"Per quanto concerne l'intonazione
della manovra, non possiamo non rilevare come essa, in alcuni
passaggi, appaia troppo intrusiva nelle dinamiche d'impresa",
rileva il direttore generale di Confindustria, Maurizio
Tarquini, in audizione sulla manovra di fronte alle commissioni
riunite Bilancio di Camera e Senato. E spiega: "Ci riferiamo
soprattutto alle disposizioni che introducono per società, enti,
organismi e fondazioni che ricevono contributi a carico dello
Stato l'obbligo di integrare la composizione del collegio di
revisione o sindacale con un rappresentante del Mef. In sede di
prima applicazione, la soglia di significatività dei
'contributi' è fissata in 100 mila euro annui. Una previsione
analoga, sebbene dall'ambito applicativo ancor più dubbio,
impone un tetto ai compensi degli amministratori pari al 50% di
quello che spetta al primo presidente della Corte di
Cassazione".
Per Confindustria "l'imposizione di un sindaco o revisore di
nomina ministeriale all'interno delle imprese presenta almeno
due ordini di problemi: è una misura del tutto sproporzionata e
che denota un'eccessiva diffidenza verso le imprese; non
considera che le principali norme di incentivazione sono già
soggette a forme di monitoraggio, che spesso comportano oneri
molto significativi a carico delle imprese stesse".

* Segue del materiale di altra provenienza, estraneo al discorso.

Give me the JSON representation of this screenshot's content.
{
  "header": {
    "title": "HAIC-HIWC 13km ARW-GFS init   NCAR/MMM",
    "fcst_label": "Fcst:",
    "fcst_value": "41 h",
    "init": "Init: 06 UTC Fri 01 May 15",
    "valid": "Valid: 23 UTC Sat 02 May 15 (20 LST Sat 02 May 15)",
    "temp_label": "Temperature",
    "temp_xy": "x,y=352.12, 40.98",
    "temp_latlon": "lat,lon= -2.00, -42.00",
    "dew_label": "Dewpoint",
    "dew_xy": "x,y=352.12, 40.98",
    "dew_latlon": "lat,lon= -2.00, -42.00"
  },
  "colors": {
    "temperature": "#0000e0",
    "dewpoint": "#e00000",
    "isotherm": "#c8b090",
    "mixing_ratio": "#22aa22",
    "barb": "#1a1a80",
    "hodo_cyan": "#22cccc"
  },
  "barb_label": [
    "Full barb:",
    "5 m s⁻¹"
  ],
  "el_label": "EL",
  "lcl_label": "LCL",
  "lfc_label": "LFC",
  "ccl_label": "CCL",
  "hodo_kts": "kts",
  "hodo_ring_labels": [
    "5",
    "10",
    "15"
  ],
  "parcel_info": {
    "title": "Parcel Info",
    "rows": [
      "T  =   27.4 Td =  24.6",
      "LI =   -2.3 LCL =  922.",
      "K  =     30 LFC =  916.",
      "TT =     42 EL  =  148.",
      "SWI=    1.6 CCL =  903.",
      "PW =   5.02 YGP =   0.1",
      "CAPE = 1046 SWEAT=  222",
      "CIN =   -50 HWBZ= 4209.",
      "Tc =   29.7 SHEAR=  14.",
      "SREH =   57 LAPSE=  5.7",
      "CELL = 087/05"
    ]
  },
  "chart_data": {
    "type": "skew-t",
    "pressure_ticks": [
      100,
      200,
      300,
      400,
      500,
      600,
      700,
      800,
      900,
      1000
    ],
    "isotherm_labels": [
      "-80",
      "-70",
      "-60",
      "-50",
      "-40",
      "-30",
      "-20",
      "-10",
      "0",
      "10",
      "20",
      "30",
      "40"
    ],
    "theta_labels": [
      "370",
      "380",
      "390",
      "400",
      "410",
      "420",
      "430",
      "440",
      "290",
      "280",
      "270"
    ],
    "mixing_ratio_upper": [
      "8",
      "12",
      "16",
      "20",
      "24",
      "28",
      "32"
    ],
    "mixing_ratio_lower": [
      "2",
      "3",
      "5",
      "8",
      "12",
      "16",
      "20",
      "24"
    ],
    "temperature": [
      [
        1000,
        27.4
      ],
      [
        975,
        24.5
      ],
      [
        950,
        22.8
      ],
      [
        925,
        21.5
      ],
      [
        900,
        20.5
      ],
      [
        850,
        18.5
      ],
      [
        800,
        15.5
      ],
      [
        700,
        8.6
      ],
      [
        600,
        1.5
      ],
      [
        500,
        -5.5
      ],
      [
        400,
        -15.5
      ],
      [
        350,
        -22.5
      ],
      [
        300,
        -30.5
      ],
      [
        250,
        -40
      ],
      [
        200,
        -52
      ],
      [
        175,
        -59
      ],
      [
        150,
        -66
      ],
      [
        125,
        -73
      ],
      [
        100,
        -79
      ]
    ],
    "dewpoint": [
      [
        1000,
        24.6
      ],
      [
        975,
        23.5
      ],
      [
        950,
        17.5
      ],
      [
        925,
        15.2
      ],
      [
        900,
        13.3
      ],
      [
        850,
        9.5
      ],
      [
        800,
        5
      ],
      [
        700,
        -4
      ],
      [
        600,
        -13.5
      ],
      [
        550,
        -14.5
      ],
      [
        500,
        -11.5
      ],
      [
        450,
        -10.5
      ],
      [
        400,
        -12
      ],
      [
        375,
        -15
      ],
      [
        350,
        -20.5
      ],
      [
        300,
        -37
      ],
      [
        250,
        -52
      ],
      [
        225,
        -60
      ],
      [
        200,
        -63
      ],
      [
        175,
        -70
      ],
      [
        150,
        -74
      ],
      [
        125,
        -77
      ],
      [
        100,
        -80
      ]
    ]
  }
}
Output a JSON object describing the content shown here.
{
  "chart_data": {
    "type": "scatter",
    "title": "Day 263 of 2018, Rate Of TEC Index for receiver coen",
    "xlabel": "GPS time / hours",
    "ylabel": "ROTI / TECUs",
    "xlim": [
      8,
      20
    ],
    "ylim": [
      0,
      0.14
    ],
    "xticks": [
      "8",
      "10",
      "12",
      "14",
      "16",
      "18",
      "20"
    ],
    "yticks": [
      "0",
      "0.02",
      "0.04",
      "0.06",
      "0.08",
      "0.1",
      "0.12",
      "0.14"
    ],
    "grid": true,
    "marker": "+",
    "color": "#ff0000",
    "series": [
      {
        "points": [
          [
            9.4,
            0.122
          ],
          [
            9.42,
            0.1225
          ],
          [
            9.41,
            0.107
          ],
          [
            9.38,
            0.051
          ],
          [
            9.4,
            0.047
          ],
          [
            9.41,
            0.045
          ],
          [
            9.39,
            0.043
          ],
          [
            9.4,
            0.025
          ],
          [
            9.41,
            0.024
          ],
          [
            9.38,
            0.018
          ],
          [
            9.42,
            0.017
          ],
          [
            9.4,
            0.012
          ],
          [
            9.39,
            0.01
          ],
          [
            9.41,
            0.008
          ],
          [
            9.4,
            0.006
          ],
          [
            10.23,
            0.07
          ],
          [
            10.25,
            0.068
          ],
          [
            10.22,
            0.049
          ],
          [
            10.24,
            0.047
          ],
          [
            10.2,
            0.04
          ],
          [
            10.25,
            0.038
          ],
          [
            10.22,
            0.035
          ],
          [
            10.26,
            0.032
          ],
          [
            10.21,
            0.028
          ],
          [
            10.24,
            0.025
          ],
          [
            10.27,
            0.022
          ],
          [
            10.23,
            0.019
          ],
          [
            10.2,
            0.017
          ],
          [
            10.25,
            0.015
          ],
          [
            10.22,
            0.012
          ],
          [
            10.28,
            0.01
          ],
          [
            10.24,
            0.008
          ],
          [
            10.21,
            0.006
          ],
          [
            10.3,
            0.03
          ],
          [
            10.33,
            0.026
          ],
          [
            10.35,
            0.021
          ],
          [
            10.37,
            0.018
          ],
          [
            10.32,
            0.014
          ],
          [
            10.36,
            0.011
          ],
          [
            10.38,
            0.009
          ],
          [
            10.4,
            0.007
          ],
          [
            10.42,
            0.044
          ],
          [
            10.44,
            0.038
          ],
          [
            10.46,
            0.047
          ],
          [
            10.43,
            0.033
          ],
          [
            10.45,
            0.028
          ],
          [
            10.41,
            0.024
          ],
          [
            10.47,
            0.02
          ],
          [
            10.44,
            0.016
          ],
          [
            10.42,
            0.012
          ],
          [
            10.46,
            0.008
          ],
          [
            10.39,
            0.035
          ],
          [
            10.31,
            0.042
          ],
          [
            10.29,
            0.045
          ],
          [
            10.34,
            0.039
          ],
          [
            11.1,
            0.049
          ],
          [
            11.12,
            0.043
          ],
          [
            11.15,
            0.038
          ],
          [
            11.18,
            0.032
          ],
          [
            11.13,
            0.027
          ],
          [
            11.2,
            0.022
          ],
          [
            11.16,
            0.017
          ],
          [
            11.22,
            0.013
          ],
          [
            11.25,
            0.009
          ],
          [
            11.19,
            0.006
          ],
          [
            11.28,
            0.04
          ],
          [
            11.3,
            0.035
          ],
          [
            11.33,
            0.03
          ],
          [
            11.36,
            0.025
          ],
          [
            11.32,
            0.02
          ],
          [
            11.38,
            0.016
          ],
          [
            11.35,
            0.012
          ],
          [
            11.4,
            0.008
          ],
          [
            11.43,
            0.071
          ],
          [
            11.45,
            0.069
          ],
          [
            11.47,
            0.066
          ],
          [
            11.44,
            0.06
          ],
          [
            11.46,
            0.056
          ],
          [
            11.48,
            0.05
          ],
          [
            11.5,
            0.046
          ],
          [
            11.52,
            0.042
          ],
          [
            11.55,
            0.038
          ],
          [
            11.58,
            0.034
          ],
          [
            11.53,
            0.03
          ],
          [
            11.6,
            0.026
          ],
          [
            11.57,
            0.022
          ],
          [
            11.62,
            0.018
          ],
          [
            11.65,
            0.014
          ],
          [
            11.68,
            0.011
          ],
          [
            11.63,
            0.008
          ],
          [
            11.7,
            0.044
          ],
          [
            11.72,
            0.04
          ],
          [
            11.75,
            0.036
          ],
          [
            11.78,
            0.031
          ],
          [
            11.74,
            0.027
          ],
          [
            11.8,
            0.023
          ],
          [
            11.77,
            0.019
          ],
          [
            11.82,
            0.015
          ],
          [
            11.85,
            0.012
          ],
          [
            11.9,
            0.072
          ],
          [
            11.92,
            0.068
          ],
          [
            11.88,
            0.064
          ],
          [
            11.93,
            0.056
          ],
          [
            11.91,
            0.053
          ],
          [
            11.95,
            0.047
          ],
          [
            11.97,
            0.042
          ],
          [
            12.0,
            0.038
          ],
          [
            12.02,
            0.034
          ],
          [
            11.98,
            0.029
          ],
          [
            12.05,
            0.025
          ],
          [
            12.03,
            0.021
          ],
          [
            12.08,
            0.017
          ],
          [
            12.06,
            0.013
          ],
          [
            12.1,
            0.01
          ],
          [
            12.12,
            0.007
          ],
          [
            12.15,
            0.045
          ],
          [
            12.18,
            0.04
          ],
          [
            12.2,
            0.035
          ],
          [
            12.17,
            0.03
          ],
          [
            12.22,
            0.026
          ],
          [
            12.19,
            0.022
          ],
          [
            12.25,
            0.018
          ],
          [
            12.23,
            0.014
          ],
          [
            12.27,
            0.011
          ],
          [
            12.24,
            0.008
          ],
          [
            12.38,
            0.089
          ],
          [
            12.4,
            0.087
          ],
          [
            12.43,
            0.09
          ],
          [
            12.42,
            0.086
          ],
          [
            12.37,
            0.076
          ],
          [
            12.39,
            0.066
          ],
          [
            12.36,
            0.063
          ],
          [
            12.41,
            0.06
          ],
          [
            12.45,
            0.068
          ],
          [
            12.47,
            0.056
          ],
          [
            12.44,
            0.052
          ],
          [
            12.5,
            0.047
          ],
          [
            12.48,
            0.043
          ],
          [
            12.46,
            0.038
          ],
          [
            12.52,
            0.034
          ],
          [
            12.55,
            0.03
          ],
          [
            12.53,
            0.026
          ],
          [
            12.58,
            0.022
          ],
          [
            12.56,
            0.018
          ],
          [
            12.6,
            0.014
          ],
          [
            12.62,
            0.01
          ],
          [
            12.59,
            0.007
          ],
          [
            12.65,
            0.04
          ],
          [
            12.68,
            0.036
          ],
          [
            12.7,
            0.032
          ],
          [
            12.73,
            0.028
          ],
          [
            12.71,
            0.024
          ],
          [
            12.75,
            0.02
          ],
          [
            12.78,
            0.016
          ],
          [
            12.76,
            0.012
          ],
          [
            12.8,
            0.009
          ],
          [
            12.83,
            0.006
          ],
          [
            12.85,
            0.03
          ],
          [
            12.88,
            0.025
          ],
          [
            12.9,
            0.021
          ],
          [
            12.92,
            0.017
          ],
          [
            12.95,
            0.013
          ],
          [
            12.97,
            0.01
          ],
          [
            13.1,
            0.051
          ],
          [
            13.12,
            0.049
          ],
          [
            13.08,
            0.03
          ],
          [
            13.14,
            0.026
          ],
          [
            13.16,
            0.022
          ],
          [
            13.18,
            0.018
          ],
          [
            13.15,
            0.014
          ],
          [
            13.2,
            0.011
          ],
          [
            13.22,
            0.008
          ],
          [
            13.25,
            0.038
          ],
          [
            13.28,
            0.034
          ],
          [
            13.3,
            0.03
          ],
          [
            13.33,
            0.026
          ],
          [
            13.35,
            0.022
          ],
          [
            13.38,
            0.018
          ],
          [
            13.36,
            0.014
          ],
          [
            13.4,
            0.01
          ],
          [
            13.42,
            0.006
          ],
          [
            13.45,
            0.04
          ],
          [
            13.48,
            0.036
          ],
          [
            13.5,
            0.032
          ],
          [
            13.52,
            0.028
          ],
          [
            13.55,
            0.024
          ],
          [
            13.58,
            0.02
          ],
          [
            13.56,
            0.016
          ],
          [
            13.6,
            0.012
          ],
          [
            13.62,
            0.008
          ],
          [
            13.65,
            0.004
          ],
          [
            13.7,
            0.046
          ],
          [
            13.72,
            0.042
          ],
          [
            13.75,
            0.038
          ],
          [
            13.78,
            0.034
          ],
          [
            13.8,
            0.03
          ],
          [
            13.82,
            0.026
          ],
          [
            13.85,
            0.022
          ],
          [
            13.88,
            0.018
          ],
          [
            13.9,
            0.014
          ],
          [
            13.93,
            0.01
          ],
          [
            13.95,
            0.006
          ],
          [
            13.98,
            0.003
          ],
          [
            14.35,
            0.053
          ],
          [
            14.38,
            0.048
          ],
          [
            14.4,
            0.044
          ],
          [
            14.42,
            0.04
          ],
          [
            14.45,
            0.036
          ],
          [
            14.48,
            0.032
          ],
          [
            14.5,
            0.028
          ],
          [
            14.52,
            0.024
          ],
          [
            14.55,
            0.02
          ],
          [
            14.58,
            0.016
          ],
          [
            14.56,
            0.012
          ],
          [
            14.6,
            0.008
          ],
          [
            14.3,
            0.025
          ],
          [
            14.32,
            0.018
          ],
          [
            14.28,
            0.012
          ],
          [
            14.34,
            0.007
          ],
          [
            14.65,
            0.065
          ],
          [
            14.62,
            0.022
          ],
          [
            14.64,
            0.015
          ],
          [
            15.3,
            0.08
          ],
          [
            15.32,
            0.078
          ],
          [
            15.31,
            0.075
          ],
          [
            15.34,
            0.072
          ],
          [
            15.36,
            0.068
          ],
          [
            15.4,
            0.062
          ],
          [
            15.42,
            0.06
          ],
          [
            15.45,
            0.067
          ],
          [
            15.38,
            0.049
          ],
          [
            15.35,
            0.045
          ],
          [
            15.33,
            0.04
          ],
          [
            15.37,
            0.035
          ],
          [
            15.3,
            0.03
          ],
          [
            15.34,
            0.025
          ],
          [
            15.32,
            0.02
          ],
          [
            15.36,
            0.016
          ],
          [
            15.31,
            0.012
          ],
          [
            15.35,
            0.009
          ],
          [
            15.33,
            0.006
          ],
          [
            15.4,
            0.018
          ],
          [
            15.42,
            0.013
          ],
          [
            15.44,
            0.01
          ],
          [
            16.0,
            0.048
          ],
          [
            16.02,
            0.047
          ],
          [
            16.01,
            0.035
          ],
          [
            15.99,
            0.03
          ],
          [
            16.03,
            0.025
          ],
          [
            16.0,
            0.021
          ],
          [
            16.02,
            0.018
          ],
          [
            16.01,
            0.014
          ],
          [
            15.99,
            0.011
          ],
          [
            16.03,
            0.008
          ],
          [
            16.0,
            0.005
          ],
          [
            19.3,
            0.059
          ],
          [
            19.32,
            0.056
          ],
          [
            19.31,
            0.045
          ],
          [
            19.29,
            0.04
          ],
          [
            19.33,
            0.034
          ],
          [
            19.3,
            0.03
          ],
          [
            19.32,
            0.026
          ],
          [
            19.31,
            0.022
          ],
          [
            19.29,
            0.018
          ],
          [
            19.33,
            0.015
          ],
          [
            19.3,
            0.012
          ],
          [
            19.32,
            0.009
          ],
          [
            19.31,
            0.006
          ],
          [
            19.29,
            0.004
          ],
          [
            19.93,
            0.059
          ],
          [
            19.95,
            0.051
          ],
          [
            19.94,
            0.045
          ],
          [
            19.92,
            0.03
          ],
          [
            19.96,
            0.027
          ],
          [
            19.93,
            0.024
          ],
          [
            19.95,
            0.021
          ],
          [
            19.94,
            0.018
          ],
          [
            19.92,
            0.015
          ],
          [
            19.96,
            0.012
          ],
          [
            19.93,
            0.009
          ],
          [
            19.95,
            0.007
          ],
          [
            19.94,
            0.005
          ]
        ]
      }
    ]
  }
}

Tarquini sottolinea quindi "la necessità di eliminare questa
misura" e rimarca: "Giova ricordare che già all'epoca della
redazione del codice civile del 1942 il legislatore abbandonò
l'opzione di imporre un membro di nomina pubblica all'interno
degli organi di controllo societari: farlo oggi significherebbe
contravvenire a qualunque logica moderna di governance
capitalistica, orientata a principi di mercato".